With each issue of YES! we aim to bring you news of progress toward building a just, sustainable, and compassionate world. It's an ambitious effort that we couldn't hope to accomplish without the help of visionaries and leaders, including many of you, who are involved in doing this work in all areas of society.
We invited a group of these people from the various networks we work with to meet with us this May in Port Townsend, not far from Bainbridge Island, Washington, where YES! is published.
Our premise in calling the meeting is that we are reaching the limits of the modern, industrial age. Every institution of society – from education, to health care, to business, to government, to the family – is in a state of crisis or transition. But there are also signs of something new emerging – new values, new ways of relating to each other, new ways of life – that draw on ancient wisdom as well as the useful innovations of the modern era.
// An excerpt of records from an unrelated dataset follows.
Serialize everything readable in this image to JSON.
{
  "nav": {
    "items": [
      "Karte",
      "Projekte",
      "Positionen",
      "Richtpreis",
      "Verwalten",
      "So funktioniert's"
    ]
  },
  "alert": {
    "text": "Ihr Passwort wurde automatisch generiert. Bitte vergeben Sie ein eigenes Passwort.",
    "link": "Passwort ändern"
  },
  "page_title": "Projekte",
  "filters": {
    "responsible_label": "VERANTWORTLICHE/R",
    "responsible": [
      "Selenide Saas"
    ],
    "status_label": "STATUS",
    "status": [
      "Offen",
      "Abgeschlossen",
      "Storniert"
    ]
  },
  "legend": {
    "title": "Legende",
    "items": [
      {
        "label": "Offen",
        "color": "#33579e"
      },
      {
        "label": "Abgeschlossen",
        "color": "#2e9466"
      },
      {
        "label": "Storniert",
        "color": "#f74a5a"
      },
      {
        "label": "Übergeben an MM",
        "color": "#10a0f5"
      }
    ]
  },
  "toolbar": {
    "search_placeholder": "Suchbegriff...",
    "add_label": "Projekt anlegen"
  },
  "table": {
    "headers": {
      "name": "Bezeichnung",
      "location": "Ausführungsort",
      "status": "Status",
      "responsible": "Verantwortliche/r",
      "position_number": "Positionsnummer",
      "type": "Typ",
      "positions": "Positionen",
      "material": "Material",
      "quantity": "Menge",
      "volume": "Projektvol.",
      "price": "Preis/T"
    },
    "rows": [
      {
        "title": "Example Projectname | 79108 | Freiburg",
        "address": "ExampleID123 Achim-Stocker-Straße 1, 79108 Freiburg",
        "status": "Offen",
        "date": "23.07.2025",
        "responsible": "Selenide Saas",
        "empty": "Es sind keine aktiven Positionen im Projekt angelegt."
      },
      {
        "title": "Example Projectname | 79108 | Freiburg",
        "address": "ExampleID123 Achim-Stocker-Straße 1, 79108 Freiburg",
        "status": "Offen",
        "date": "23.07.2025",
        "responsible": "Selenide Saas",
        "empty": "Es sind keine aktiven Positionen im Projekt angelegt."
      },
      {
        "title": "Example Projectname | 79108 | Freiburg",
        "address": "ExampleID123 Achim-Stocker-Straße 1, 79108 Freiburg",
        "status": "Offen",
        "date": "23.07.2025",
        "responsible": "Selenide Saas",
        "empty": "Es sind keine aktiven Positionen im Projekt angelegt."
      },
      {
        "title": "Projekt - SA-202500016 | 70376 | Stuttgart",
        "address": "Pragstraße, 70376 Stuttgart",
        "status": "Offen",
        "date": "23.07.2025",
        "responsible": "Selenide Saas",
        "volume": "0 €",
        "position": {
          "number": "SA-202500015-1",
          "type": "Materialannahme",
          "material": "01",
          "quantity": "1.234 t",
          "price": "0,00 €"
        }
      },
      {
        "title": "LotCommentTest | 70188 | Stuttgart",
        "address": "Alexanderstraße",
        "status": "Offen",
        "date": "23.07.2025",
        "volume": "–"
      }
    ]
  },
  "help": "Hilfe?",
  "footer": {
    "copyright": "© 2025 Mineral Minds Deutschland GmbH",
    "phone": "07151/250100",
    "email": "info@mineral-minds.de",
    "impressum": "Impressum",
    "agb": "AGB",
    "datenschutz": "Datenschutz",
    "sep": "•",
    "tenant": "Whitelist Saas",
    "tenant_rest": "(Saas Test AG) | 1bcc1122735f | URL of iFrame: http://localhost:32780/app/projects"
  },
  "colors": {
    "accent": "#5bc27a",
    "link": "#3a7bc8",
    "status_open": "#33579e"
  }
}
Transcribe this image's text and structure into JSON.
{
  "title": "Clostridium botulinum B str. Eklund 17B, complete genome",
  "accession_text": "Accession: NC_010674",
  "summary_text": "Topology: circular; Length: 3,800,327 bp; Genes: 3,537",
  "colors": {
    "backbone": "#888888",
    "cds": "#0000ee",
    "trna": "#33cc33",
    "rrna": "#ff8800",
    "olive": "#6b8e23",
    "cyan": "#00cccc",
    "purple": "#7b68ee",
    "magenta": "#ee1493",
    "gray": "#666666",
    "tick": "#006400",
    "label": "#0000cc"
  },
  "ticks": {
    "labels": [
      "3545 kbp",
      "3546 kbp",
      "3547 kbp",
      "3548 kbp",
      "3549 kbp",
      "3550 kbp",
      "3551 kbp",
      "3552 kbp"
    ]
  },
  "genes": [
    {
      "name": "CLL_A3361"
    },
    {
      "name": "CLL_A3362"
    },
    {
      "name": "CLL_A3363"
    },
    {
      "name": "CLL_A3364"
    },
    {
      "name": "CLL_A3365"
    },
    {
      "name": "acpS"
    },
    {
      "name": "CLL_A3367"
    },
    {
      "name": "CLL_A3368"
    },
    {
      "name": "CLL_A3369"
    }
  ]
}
This "something new" is what we explore with each issue of YES! There is no one organization or leader, no blueprint or manifesto that lays out the direction for all this change. Instead, this shift is composed of the thousands of innovations taking place all over the world as people begin to take responsibility for their ecosystems, to rebuild community, to explore the inner dimensions of change.
It's a creative and diverse mix of activities that make up this change, and yet these efforts do seem to come together. There are certain implicit values, conscious ways of relating to each other, assumptions about the intrinsic value of all life – human and nonhuman. YES! explores these commonalities, looking for signs that the foundations of a sustainable society are being built through these wide-ranging efforts.
We originally planned our Port Townsend gathering with the simple expectation that it would help us deepen this exploration for YES!But the purpose grew to a broader one, including these questions:
• Is there a way that this work of many different people, innovations, and enterprises could add up to more than the sum of the parts?
• Are there breakthrough possibilities for transformative change that we haven't yet considered?
• Is there a single organizing principle that might tie all this work together?
In the report on this gathering, on page 60, you'll find as many questions as well as answers; we hope both will be useful in your own consideration of our common future.